SÃO PAULO, SP (FOLHAPRESS) - Em um novo e agressivo discurso sobre a crise na Ucrânia, o presidente Vladimir Putin direcionou suas baterias contra o Ocidente, a quem acusou de querer "cancelar a Rússia". "A tentativa de obter uma dominação global está chegando ao fim", disse.

É a mais inequívoca manifestação de Putin para responsabilizar o Ocidente pela guerra que conduz há três semanas no vizinho. Ela vem em meio a diversos movimentos diplomáticos, incluindo os EUA, para tentar atingir um cessar-fogo.

Pode assim ser lida como uma exibição para o público interno de determinação e inflexibilidade, enquanto uma solução aceitável se desenha e os russos mantêm sua campanha militar com ataques a várias cidades, mas não uma ofensiva decisiva.

Putin falava com ministros de seu gabinete em uma reunião televisionada. Trouxe as duras sanções aplicadas por Estados Unidos e aliados para o centro de sua crítica. "Querem atingir cada família russa", afirmou, dizendo que o calote que o país dará em papéis de sua dívida "foi imposto" por uma "blitzkrieg econômica".

Com talvez metade de seus US$ 640 bilhões em reservas cambiais com o acesso congelado no exterior, Putin disse: "As ações mostram que ouro e reservas externas podem simplesmente ser roubadas".

É a declaração mais forte contra o regime de sanções até agora. Putin falou sobre a expectativa de mais inflação e desemprego, e que tudo isso não passa de um "plano de longo prazo" do Ocidente para "conter a Rússia".

"O Ocidente nem se preocupa em esconder que seu objetivo é atingir toda a economia russa, cada russo", afirmou. "Ele está numa campanha informativa sem precedentes contra a Rússia. É um império de mentiras".

O tom militarista-histórico seguiu, com a acusação de que o Ocidente faz o equivalente aos "pogroms antissemitas na Alemanha [nazista]". Pogrom, na origem, é uma palavra russa ("causar destruição") usada para determinar as perseguições a judeus no Império Russo no século 19, sendo depois aplicada mundo afora.

Desta forma, Putin colocou de vez a ideia de que sua guerra é apenas uma reação à expansão ocidental, por meio de adesão de 14 países ex-comunistas à Otan (aliança militar ocidental) desde 1999, rumo às lutando pela soberania da Rússia, futuro das nossas crianças".

Em tom que remete à doutrina nuclear russa, que prevê o uso da bomba atômica em casos de "ameaça existencial", Putin diz que está lutando na Ucrânia pela "sobrevivência da Rússia, pelo futuro de nossas crianças". Os temores de que o conflito se espalhe pela região, em especial países mais agressivos ante Moscou como a Polônia, fez ressurgir o temor de uma Terceira Guerra Mundial.

Ele repetiu que a operação militar especial, o jargão permitido na Rússia para a guerra, está sendo um "êxito, de acordo com o plano", e alertou Kiev de que o Ocidente "está empurrando a Ucrânia para mais derramamento de sangue".

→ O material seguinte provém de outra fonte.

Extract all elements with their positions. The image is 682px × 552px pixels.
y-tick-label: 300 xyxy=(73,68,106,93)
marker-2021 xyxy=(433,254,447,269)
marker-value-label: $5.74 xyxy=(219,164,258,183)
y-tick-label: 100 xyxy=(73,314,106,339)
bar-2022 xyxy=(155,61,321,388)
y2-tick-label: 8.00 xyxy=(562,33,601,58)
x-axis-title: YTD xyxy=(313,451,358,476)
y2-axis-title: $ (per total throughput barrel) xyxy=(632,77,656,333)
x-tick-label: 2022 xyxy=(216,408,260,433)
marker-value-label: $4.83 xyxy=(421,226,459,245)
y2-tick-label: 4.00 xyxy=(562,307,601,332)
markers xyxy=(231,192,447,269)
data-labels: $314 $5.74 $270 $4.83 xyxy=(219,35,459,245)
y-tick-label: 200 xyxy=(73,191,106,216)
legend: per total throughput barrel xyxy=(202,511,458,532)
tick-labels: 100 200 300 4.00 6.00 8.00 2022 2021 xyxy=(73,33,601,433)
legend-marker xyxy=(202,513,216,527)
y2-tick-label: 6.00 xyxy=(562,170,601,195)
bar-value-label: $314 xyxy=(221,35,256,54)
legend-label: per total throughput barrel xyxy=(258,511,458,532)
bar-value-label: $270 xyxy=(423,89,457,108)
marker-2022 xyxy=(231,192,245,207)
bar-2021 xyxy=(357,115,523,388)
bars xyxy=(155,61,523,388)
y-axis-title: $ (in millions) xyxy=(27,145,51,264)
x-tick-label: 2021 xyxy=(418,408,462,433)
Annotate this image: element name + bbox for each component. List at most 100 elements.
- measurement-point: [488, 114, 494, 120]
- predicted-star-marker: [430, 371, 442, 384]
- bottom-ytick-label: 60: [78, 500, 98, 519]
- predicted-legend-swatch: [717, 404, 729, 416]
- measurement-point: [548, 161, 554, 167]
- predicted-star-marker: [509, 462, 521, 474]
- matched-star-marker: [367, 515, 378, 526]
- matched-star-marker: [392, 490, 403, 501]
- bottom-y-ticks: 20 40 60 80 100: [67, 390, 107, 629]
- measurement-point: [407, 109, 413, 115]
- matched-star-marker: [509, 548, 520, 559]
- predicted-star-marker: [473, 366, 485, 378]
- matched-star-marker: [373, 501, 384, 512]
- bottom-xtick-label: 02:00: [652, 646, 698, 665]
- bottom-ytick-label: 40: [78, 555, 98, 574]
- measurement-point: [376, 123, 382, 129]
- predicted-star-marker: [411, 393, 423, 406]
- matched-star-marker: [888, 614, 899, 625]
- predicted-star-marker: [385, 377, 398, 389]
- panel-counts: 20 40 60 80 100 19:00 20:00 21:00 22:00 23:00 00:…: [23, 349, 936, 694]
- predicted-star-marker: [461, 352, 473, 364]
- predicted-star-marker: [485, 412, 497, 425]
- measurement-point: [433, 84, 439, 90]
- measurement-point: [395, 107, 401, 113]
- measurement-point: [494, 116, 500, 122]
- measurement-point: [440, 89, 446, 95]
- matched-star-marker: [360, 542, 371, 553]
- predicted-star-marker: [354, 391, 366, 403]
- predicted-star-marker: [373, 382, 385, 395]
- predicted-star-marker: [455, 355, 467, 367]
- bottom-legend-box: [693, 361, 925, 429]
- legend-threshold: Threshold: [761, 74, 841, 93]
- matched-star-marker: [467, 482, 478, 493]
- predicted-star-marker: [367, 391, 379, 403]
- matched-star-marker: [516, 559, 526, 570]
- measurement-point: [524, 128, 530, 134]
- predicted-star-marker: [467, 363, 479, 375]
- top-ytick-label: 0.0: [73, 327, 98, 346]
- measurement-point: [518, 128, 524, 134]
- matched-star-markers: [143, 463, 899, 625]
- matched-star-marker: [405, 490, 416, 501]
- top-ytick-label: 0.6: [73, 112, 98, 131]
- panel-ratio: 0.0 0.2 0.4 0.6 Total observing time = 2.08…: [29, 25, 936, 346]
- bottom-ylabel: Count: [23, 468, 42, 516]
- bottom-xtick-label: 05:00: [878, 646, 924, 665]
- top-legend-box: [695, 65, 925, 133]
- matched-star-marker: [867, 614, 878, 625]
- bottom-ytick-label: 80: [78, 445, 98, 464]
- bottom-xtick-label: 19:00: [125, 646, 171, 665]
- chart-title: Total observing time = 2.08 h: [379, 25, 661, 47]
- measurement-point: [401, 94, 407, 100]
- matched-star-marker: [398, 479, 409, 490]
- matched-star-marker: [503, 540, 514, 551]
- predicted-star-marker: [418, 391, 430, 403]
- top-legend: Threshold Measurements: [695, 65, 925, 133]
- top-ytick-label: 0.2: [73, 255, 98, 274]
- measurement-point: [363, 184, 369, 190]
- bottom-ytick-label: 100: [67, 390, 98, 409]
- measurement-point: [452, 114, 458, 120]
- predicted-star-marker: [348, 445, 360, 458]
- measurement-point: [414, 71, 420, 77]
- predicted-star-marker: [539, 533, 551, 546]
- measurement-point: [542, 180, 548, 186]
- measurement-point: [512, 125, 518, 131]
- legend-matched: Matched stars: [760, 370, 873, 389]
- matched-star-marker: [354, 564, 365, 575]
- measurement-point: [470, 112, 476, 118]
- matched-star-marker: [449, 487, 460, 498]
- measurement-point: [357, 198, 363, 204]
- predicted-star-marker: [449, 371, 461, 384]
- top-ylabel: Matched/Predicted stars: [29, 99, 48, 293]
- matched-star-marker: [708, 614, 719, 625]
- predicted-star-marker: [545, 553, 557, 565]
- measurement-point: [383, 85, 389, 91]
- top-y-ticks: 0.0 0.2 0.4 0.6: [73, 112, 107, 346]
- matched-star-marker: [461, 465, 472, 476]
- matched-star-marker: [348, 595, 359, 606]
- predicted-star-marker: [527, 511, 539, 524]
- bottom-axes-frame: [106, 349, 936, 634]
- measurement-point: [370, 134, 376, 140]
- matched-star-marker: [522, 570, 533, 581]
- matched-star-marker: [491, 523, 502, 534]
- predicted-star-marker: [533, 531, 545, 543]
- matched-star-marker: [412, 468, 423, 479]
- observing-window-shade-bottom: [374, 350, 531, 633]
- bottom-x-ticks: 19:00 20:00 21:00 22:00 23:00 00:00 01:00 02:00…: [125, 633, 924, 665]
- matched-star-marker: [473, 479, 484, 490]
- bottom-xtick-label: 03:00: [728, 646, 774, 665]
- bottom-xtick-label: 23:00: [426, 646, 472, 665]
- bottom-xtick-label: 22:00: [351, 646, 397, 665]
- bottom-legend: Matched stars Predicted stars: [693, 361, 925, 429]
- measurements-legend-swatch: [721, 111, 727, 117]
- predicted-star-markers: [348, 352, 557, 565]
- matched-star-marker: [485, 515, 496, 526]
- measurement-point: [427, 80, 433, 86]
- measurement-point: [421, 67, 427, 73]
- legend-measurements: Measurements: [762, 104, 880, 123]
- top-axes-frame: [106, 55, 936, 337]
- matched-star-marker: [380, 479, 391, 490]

Voltou a dizer que os EUA estavam criando uma "anti-Rússia" no país vizinho, e que "não permitiria que ela se tornasse uma plataforma para atacar" Moscou. Ele disse que está disposto a discutir os termos para a neutralidade da Ucrânia, ou seja, a renúncia de Kiev a entrar na Otan, mas também que sua guerra seguirá para "cumprir seus objetivos".

"Nós não queremos ocupar a Ucrânia", disse. Se for verdade, pode ter a ver com a realidade em solo, com protestos e risco de insurgência ucraniana em cidades controladas pelos russos, sendo a mais destacada Kherson, no sul do país.